I am very much looking forward to fermentation updates from Pieter. We were both quite pleased with the wort and are excited to see what the selected saison yeast brings to the party. As I mentioned, we plan to blend this beer with a percentage of sour pale from the foeders and since this is a collaboration, it is only logical that we both should have input as to the actual blend. It would be impractical to plan another trip in a month (however tempting that may be) so Pieter will send us samples of the fermented saison along with some Petrus Sour Pale so we can perform sensory tests on different blends. This will be an amazing way by which we can bring more co-workers in on the collaboration, which bears the Dogfish name.

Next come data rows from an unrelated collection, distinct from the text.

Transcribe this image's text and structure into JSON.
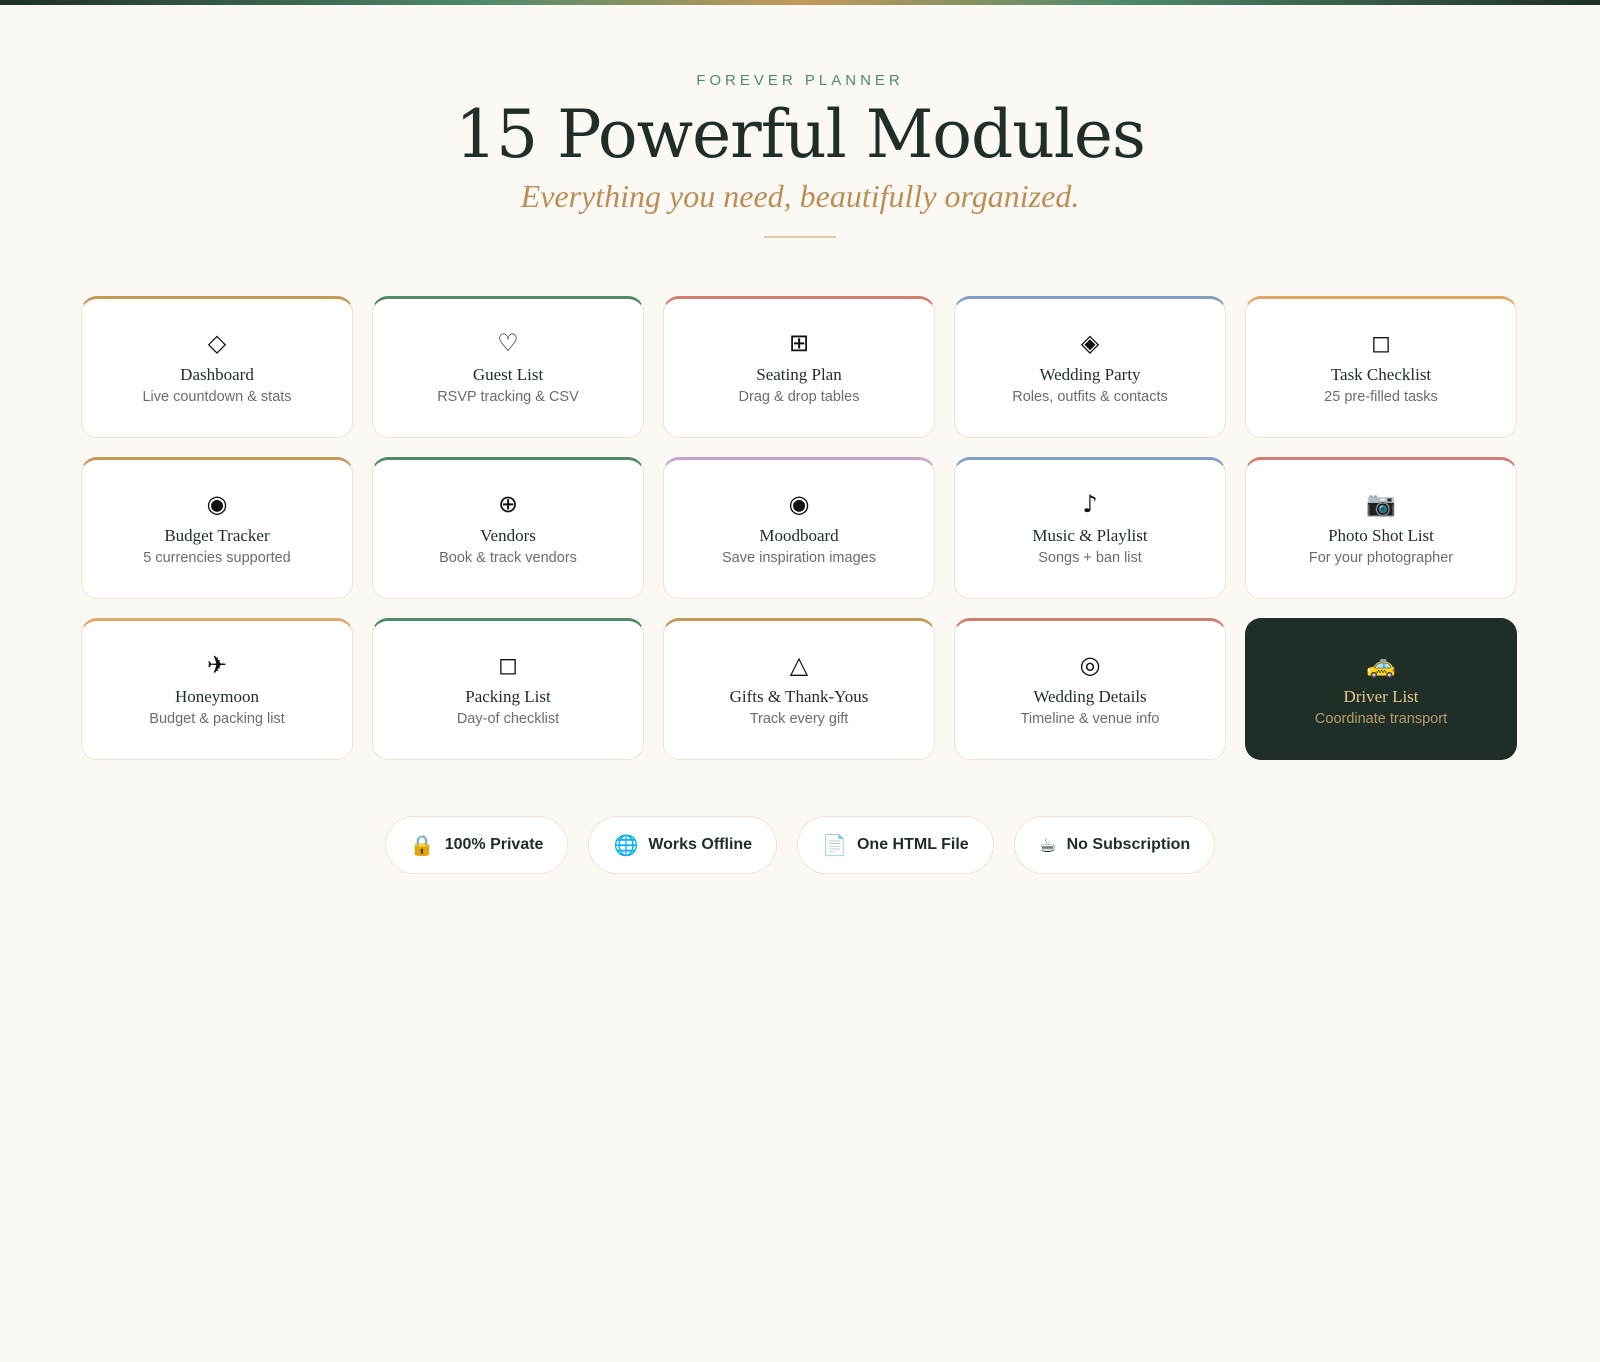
{
  "header": {
    "eyebrow": "FOREVER PLANNER",
    "title": "15 Powerful Modules",
    "subtitle": "Everything you need, beautifully organized."
  },
  "colors": {
    "accent_gold": "#c49a5a",
    "accent_green": "#4f8a6a",
    "accent_red": "#d47d72",
    "accent_blue": "#7f9fc4",
    "accent_orange": "#e0a869",
    "accent_purple": "#c9a3c9",
    "dark": "#1f2e27"
  },
  "modules": [
    {
      "icon_name": "diamond-outline-icon",
      "glyph": "◇",
      "name": "Dashboard",
      "desc": "Live countdown & stats",
      "accent": "#c49a5a"
    },
    {
      "icon_name": "heart-outline-icon",
      "glyph": "♡",
      "name": "Guest List",
      "desc": "RSVP tracking & CSV",
      "accent": "#4f8a6a"
    },
    {
      "icon_name": "grid-icon",
      "glyph": "⊞",
      "name": "Seating Plan",
      "desc": "Drag & drop tables",
      "accent": "#d47d72"
    },
    {
      "icon_name": "diamond-filled-icon",
      "glyph": "◈",
      "name": "Wedding Party",
      "desc": "Roles, outfits & contacts",
      "accent": "#7f9fc4"
    },
    {
      "icon_name": "square-outline-icon",
      "glyph": "◻",
      "name": "Task Checklist",
      "desc": "25 pre-filled tasks",
      "accent": "#e0a869"
    },
    {
      "icon_name": "target-icon",
      "glyph": "◉",
      "name": "Budget Tracker",
      "desc": "5 currencies supported",
      "accent": "#c49a5a"
    },
    {
      "icon_name": "circle-plus-icon",
      "glyph": "⊕",
      "name": "Vendors",
      "desc": "Book & track vendors",
      "accent": "#4f8a6a"
    },
    {
      "icon_name": "target-icon",
      "glyph": "◉",
      "name": "Moodboard",
      "desc": "Save inspiration images",
      "accent": "#c9a3c9"
    },
    {
      "icon_name": "music-note-icon",
      "glyph": "♪",
      "name": "Music & Playlist",
      "desc": "Songs + ban list",
      "accent": "#7f9fc4"
    },
    {
      "icon_name": "camera-icon",
      "glyph": "📷",
      "name": "Photo Shot List",
      "desc": "For your photographer",
      "accent": "#d47d72"
    },
    {
      "icon_name": "airplane-icon",
      "glyph": "✈",
      "name": "Honeymoon",
      "desc": "Budget & packing list",
      "accent": "#e0a869"
    },
    {
      "icon_name": "square-outline-icon",
      "glyph": "◻",
      "name": "Packing List",
      "desc": "Day-of checklist",
      "accent": "#4f8a6a"
    },
    {
      "icon_name": "triangle-outline-icon",
      "glyph": "△",
      "name": "Gifts & Thank-Yous",
      "desc": "Track every gift",
      "accent": "#c49a5a"
    },
    {
      "icon_name": "double-circle-icon",
      "glyph": "◎",
      "name": "Wedding Details",
      "desc": "Timeline & venue info",
      "accent": "#d47d72"
    },
    {
      "icon_name": "taxi-icon",
      "glyph": "🚕",
      "name": "Driver List",
      "desc": "Coordinate transport",
      "accent": "#1f2e27"
    }
  ],
  "badges": [
    {
      "icon_name": "lock-icon",
      "glyph": "🔒",
      "label": "100% Private"
    },
    {
      "icon_name": "globe-icon",
      "glyph": "🌐",
      "label": "Works Offline"
    },
    {
      "icon_name": "document-icon",
      "glyph": "📄",
      "label": "One HTML File"
    },
    {
      "icon_name": "coffee-icon",
      "glyph": "☕",
      "label": "No Subscription"
    }
  ]
}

I don’t know if you can tell but I am super psyched to share this beer with everyone. It was such a pleasure to formulate and brew with my new Belgian friends and I am honored to have been chosen to represent Dogfish during this project. I am especially thankful for the opportunity created for us by Philly Loves Beer and Global Beer Network through the Philly Beer Week fundraising raffle, and to Nick Kilkenny for thinking so much of us so as to nominate us for this honor on his raffle entry.
The trip is now coming to an end and I’ve got eight and a half hours on a plane to reflect on the good times shared with my fourteen newest friends. Many glasses were clinked, meals shared, miles walked and frites devoured. This is definitely one for the ages. One to be preserved in liquid form, if only for the Summer of 2018. I cannot wait to relive glass after glass of those memories.